“It’s not a stock market bubble” Ray Dalio analysis.

With the U.S. stock market soaring, Ray Dalio, founder of Bridgewater Associates (hereinafter referred to as Bridgewater), the world’s largest hedge fund, said on the 29th in response to some analysis that the U.S. stock market has recently been overvalued, “It doesn’t look like there’s much of a bubble.”

In an article posted on LinkedIn that day, Dalio said that compared to various criteria for evaluating stock market bubbles, the recent overall situation in the U.S. stock market remains in the middle category compared to past history.

His conclusion is that although the stock market has shown a significant upward trend since last year, it is difficult to say that it is in a bubble situation.

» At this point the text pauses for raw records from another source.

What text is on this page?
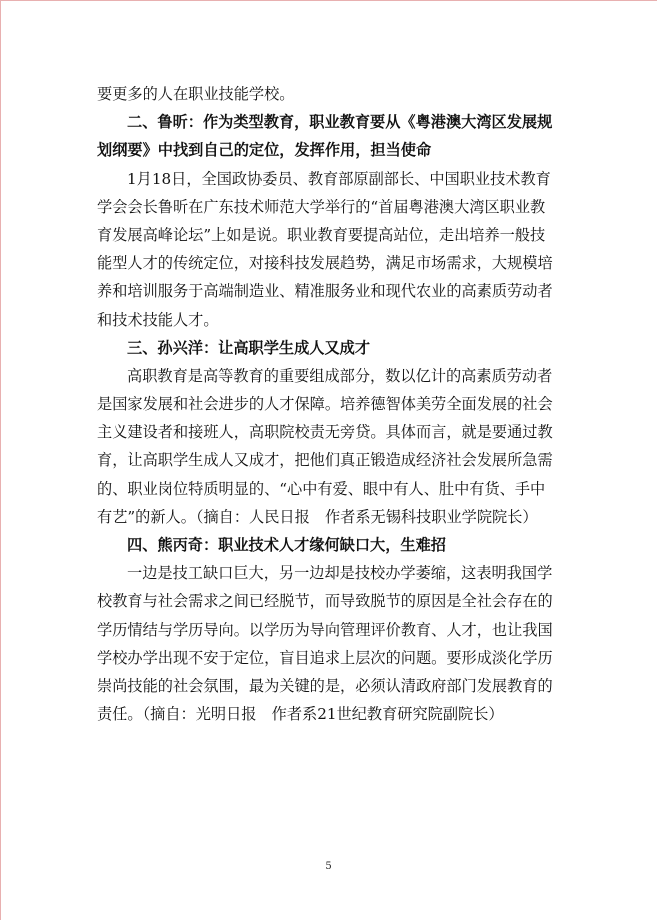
要更多的人在职业技能学校。
二、鲁昕：作为类型教育，职业教育要从《粤港澳大湾区发展规
划纲要》中找到自己的定位，发挥作用，担当使命
1月18日，全国政协委员、教育部原副部长、中国职业技术教育
学会会长鲁昕在广东技术师范大学举行的“首届粤港澳大湾区职业教
育发展高峰论坛”上如是说。职业教育要提高站位，走出培养一般技
能型人才的传统定位，对接科技发展趋势，满足市场需求，大规模培
养和培训服务于高端制造业、精准服务业和现代农业的高素质劳动者
和技术技能人才。
三、孙兴洋：让高职学生成人又成才
高职教育是高等教育的重要组成部分，数以亿计的高素质劳动者
是国家发展和社会进步的人才保障。培养德智体美劳全面发展的社会
主义建设者和接班人，高职院校责无旁贷。具体而言，就是要通过教
育，让高职学生成人又成才，把他们真正锻造成经济社会发展所急需
的、职业岗位特质明显的、“心中有爱、眼中有人、肚中有货、手中
有艺”的新人。（摘自：人民日报　作者系无锡科技职业学院院长）
四、熊丙奇：职业技术人才缘何缺口大，生难招
一边是技工缺口巨大，另一边却是技校办学萎缩，这表明我国学
校教育与社会需求之间已经脱节，而导致脱节的原因是全社会存在的
学历情结与学历导向。以学历为导向管理评价教育、人才，也让我国
学校办学出现不安于定位，盲目追求上层次的问题。要形成淡化学历
崇尚技能的社会氛围，最为关键的是，必须认清政府部门发展教育的
责任。（摘自：光明日报　作者系21世纪教育研究院副院长）
5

Regarding the ‘Magnificent 7’ (M7), which refers to the seven American Big Techs (giant technology companies), it was judged that “although it is evaluated as slightly foamy, the overall conditions are not considered a bubble situation.” However, he cautioned, “You could still imagine a significant correction in these stocks if generative artificial intelligence (AI) does not live up to expectations as first reflected in the stock price.”

In making this statement, he assessed that Alphabet and Meta are still “somewhat cheap” and that Tesla is “somewhat expensive.” Dalio has internally developed indicators that can measure the economic situation and the possibility of a crisis and has been warning of the possibility of a crisis due to increased debt since early 2007, just before the financial crisis. However, some say that predictions are not always accurate as they do not respond properly to the rebound immediately after the financial crisis and the rapid recovery of the stock market during the pandemic.